The Oberoi Beach Resort, Mauritius
When you book The Oberoi Beach Resort, Mauritius in Mauritius through our Virtuoso partnership, your stay includes daily breakfast, room upgrades and flexible check-in and check-out.
Exclusive Booking Perks
- Upgrade on arrival, subject to availability
- Daily breakfast for up to two guests per bedroom, served in the restaurant (already included in property rates)
- Complimentary lunch or dinner for two people/room, once during stay, excluding alcohol, taxes and gratuities
- Early Check-In / Late Check-Out, subject to availability
Location
The Oberoi Group brings its signature of personalised service and wellness-rooted hospitality to the northwest coast of Mauritius, where volcanic peaks soften into white-sand bays and the Indian Ocean glows turquoise over coral gardens. The property sits in Pointe aux Piments, a quieter stretch of shoreline between the fishing village of Balaclava and the livelier hubs further north, where palms lean toward lagoons sheltered by distant reefs.
Balaclava Public Beach lies two hundred metres away, a ribbon of sand where local families gather on Sundays and fishermen moor pirogues in the shallows. The Réserve Marine de Balaclava, just three hundred metres offshore, protects seagrass meadows and coral heads where parrotfish drift through clouds of smaller reef fish. The northwest coastline is Mauritius at its most accessible: calm water year-round, unbroken sun, and a gentle gradient into the lagoon that makes snorkelling as simple as wading in. Inland, cane fields climb toward the central plateau and the island's signature volcanic cones.

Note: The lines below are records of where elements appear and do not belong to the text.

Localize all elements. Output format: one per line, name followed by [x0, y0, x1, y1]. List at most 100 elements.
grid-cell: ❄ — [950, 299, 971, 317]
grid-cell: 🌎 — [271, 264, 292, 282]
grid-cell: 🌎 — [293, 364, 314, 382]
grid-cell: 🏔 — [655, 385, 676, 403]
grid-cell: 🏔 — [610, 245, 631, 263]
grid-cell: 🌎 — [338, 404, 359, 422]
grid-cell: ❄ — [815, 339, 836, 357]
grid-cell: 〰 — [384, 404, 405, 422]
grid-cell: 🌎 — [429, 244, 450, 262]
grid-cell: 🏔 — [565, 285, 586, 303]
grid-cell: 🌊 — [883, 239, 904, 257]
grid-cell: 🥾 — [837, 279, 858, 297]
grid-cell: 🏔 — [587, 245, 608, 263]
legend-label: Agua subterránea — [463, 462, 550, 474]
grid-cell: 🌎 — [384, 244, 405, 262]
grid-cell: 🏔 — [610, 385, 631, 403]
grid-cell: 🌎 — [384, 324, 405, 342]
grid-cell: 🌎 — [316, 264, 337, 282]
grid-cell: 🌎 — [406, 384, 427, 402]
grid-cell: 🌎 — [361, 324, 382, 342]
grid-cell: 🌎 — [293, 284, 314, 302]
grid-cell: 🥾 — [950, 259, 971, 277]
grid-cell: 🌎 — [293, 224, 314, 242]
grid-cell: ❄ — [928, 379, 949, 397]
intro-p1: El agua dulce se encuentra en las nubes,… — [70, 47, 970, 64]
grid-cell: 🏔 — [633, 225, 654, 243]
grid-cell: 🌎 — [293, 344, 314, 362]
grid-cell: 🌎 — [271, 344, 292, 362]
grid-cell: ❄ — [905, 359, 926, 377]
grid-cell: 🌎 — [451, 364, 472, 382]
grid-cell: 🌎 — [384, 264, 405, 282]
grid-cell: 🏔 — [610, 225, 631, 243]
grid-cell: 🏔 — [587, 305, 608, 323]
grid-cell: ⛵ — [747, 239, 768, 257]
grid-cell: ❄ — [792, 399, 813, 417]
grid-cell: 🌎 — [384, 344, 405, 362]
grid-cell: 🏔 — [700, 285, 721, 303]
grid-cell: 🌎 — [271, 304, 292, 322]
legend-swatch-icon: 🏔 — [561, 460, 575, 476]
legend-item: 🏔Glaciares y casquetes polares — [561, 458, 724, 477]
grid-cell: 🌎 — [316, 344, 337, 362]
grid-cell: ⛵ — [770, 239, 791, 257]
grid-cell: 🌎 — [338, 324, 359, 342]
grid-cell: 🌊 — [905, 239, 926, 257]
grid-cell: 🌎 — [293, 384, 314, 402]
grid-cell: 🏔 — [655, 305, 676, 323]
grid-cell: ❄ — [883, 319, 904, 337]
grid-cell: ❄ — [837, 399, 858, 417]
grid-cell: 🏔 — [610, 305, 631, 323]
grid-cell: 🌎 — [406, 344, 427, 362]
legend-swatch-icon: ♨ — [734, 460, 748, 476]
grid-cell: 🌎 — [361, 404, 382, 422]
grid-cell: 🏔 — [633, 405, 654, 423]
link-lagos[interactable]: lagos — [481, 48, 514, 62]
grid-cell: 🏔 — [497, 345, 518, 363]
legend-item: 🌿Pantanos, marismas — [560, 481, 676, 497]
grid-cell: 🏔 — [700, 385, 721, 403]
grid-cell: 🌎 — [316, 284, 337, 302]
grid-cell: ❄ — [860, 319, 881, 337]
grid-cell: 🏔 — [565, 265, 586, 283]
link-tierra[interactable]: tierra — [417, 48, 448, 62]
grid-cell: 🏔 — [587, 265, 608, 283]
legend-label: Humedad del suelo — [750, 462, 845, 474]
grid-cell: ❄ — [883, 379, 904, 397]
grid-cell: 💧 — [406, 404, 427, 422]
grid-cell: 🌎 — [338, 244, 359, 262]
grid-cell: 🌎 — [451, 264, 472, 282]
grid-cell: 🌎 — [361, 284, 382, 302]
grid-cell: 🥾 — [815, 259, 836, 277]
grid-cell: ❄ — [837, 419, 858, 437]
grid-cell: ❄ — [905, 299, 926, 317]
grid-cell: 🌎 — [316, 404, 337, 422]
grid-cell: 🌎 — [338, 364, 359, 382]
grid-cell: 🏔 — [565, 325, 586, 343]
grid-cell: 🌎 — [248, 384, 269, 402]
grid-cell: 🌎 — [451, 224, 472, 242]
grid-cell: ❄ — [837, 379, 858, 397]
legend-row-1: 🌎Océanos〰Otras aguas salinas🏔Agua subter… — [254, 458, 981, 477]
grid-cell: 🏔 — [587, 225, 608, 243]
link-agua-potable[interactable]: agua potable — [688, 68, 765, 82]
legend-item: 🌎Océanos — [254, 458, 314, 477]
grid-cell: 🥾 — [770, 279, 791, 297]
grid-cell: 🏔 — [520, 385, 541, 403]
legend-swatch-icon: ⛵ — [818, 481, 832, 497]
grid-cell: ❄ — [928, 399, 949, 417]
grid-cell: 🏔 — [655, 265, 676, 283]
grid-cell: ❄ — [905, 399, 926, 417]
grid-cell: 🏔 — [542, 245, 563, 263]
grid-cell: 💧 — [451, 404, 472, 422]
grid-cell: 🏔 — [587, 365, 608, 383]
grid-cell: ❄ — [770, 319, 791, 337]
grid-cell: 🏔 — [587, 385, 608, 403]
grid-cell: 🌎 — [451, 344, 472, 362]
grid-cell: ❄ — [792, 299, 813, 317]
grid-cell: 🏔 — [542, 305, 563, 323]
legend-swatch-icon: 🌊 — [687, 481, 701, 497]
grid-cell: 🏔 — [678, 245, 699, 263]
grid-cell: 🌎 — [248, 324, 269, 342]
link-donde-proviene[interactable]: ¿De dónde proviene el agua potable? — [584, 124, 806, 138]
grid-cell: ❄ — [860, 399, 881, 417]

Port Louis, the capital, sits thirteen kilometres south along the coast. Aapravasi Ghat, nine kilometres from the property, marks where indentured labourers from India first arrived in 1834, the site now inscribed as a UNESCO monument to the modern diaspora. The island's sole international airport, Sir Seewoosagur Ramgoolam, lies forty-three kilometres southeast, an hour's drive through sugarcane country.
The Réserve Marine de Balaclava is the closest underwater encounter, a short swim from shore where brain coral and staghorn formations shelter grouper, butterflyfish, and the occasional hawksbill turtle. Pte. aux Piments Beach, less than a kilometre north, offers a wider stretch of sand and shallow water calm enough for small children. Book a boat to the northern islets or simply wade into the lagoon at dawn, when the light turns the water opal and the fishing boats are still hauled up on the sand. Triolet Market, five kilometres inland, is the island's largest vegetable bazaar: stalls piled with mangoes, lychees, and bundles of coriander, vendors calling prices in Creole over the hiss of sugar-cane presses.
Mont Choisy Beach, eight and a half kilometres north, is a long crescent of public sand framed by casuarina trees, popular with Mauritian families on weekends. The island's dive centres cluster around Grand Bay, twelve kilometres northeast, where sites include the wreck of the *Stella Maru* and the volcanic drop-offs of Gunner's Quoin. Le Morne Cultural Landscape, the basalt peninsula forty-six kilometres south, rises sheer from the ocean, a UNESCO site commemorating the maroons who sheltered in its caves during slavery. Don't miss the route there: it cuts through coastal villages where Tamil temples sit beside Creole chapels, the island's layered past visible in every settlement.
Summer arrives in November and holds through April, when temperatures climb into the high twenties and afternoon thunderstorms roll in from the interior, brief and heavy, leaving the air thick and fragrant with frangipani. The water is warmest, the reefs most active, the island lush and green. Cyclone season peaks in January and February, though direct hits are rare; instead, expect humid stillness and sudden squalls that clear as quickly as they arrive.
May through October brings the southern winter, dry and bright, with daytime highs in the mid-twenties and the southeast trade winds kicking up whitecaps beyond the reef. The lagoon stays calm, protected by the coral barrier, and the light turns crystalline, perfect for snorkelling and long walks along the empty beaches. August is coolest, though even then the water rarely dips below twenty-four degrees.
The shoulder months, April and November, offer the best balance: fewer visitors, calm seas, and warm but not stifling air. The island feels quieter, the markets less crowded, the beaches yours by mid-afternoon.